After my time with David & Jennifer, I visit another childhood friend, Bret. Bret took over his family farm to pursue “specialty crops.” Which really means he grows vegetables. Bret is the next generation of farming. On his land you’ll find pumpkin mazes, jump pads, u-pick berries, and two little pigs named “Hottie” and “Pickle.” For any one whose visited the east coast this form of agri-tourism is nothing new. But to the heartland it’s a renaissance.
What rings through each of our stories is the importance of identity. It’s a constant struggle to reaffirm who you really are against a tidal wave of forces working against you. For David’s generation it was to keep their land in business as best they could. For Bret, he is the salmon swimming up river to try and get the consumer back to where it started. Simply purchasing food from a farmer. For me, it is a constant struggle to be a part of place when so thoroughly displaced early on. The fight is afoot for each of us, yet to see David, Jennifer & Bret so fully immersed in the community they were raised in, makes my retreat look weak and cowardly. I could get angry at the forces surrounding me, or I could have raised fist with my comrades and fought for everything I am and everything I believe.
As I write this, I want to say thank you to the boy in the blue thunderbird. I may not have stayed to rage against the gossip chains and defend my honor. Instead, a fire was lit. A fire to balk tradition and seek life on my own terms. I would have clung to that small town like a fever but I wasn’t ready. I had to dive into a rabbit hole of drugs & exploration so deeply I got kicked out of high school at 17, because I knew I never really belonged in the suburbs.
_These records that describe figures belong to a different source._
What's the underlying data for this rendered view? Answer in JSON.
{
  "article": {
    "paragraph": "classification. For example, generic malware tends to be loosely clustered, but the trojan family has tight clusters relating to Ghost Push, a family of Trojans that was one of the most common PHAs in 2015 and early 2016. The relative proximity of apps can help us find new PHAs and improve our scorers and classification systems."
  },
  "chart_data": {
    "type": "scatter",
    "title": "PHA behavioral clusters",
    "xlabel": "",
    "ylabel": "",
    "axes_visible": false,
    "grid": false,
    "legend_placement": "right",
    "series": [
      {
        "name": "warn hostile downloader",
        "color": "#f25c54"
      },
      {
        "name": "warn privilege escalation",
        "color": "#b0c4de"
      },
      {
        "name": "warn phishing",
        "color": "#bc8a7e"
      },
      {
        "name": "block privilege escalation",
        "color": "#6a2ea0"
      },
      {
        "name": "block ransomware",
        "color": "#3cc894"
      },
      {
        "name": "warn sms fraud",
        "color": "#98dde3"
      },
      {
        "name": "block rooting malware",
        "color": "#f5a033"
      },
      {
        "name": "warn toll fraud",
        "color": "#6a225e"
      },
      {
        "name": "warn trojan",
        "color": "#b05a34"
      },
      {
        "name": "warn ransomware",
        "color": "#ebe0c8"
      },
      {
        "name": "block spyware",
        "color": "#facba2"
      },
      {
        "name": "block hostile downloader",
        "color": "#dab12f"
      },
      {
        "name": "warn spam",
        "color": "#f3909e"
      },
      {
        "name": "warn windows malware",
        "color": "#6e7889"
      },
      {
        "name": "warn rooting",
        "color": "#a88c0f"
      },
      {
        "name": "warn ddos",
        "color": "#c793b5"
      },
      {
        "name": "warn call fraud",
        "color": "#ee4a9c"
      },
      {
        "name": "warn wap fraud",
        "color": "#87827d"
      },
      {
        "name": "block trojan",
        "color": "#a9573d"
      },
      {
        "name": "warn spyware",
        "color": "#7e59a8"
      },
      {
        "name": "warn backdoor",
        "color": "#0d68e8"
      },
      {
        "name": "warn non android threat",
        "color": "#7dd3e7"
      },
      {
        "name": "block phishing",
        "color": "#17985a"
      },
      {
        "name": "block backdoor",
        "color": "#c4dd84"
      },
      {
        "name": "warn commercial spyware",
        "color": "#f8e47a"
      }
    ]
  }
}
By 18 I was living and working in New York City- building a life designed by me. And now here I am, many years later, with the experience to come back, sit among my community once again, and share their story with the world. It may not have been Berkley and straight-A’s, but it’s my journey as written by me.
Having faith in our story, our purpose and our identity is paramount to survival. It is what makes each of us thoroughly unique yet thoroughly connected. As Bret says in the episode, “I don’t care if you’re organic, conventional, whatever. It’s time farmers come together.” Because identity is powerful.
Of course, though, dear blonde, blue-eyed boy in the thunderbird, if I ever cross your path after my usual allotment of whiskey, “Watch yo back.” Cuz these fists been farming. And they’re at the ready for a good fight.